Oral Presentation 6th Australian Health and Medical Research Congress 2012

Translational Research and the Coronary Slow Flow Phenomenon (#196)

John Beltrame 1
  1. University of Adelaide, Adelaide, SA, Australia

The coronary slow flow phenomenon (CSFP) was considered an angiographic curiosity 20 years ago but has now evolved to a recognised clinical disorder with some investigators referring to it as ‘Syndrome Y’. Angiographically, the condition is characterised as delayed filling of the distal coronary vasculature despite the absence of significant obstructive coronary artery disease. Previously this was thought to be ‘interesting’ but the patient was instructed that their chest pain was not cardiac in nature and that no further follow-up was necessary. However, systematic clinical studies confirmed that an increased coronary microvascular resistance was responsible for the delayed vessel filling and that the CSFP was a new coronary microvascular disorder. Moreover, during the clinical management of these patients, it became apparent that the novel calcium channel blocker, mibefradil, was particularly effective in controlling the chest pain experienced by these patients. These clinical observations were confirmed in a randomised, double-blind, placebo-controlled, cross-over study that documented a 56% reduction in angina frequency with prolonged episodes reduced by over 70%.

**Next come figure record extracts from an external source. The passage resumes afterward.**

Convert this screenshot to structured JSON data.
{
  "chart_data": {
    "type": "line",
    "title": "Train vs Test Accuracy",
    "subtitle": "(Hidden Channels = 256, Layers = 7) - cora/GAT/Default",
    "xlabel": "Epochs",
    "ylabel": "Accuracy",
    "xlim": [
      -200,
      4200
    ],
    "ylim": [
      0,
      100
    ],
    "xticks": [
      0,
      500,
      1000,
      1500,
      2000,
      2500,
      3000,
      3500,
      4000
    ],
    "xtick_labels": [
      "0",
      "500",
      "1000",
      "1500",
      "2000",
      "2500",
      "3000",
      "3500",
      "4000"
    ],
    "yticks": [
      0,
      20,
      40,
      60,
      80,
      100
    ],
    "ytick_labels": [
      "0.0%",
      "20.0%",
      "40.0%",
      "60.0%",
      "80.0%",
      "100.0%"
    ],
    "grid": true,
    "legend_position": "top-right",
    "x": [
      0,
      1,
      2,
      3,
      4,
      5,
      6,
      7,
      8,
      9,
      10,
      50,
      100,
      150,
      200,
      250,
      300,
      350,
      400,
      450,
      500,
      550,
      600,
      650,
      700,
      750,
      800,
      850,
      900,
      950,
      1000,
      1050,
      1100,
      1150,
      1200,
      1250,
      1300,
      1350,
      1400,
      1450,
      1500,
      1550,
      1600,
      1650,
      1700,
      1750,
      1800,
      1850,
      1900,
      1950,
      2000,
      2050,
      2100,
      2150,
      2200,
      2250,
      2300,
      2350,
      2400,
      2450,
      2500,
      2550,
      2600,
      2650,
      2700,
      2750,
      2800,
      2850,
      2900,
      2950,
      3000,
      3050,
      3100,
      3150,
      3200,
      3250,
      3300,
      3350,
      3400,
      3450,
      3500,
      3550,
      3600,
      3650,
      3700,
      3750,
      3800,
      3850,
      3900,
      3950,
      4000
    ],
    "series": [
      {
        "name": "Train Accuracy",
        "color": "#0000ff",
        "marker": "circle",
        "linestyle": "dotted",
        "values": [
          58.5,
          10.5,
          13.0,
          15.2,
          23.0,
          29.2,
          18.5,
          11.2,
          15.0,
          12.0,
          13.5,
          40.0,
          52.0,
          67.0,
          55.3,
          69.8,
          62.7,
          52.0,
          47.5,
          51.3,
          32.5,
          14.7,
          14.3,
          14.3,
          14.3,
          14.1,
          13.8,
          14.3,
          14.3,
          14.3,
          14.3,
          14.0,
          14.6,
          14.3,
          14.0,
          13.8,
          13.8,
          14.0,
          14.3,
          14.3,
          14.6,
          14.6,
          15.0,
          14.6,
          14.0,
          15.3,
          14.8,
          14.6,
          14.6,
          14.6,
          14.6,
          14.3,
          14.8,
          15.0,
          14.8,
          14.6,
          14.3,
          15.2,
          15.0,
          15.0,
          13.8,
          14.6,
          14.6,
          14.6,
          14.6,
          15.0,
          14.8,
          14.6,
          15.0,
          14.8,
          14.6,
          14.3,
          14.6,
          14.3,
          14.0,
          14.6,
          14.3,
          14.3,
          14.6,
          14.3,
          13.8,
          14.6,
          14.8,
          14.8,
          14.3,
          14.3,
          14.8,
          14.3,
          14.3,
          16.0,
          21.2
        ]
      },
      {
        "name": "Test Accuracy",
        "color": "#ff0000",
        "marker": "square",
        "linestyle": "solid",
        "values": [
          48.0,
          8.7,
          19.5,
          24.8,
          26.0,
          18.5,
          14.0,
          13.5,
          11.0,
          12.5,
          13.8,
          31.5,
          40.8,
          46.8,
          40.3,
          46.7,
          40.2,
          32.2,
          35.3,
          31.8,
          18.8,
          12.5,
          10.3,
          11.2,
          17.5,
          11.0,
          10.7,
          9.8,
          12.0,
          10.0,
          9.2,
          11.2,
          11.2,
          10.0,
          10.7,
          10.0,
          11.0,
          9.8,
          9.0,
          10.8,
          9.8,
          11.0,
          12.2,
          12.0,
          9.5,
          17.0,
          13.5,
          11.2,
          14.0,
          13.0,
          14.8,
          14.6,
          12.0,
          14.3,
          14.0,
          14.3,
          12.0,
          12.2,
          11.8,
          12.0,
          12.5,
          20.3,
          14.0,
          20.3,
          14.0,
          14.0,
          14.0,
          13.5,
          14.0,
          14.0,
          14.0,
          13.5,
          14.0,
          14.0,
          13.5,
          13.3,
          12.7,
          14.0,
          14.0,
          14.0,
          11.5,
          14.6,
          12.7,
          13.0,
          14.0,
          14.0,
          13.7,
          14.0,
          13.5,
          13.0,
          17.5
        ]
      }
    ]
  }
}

In a bedside-to-bench approach, basic laboratory techniques were employed to elucidate the mechanisms responsible for the increased coronary microvascular resistance and the benefits of mibefradil. These isolated microvessel physiologic and molecular studies implicated the potent microvascular constrictor endothelin as a potential pathogenetic agent with the calcium T-channel also involved. These findings have provided further therapeutic targets for clinical studies.

Clinical epidemiologic approaches have also been utilised to increase our understanding of this disorder.  On-going studies are evaluating the clinical outcomes experienced by these patients, with the intention of identifying predictive clinical markers. Also, genetic polymorphism studies have contributed to our understanding of the disorder.

In summary, the CSFP exemplifies how translational research utilising basic, clinical and epidemiologic methods can result in the discovery of a novel disorder, an understanding of its mechanisms and identification of an effective therapy, thereby improving patient care.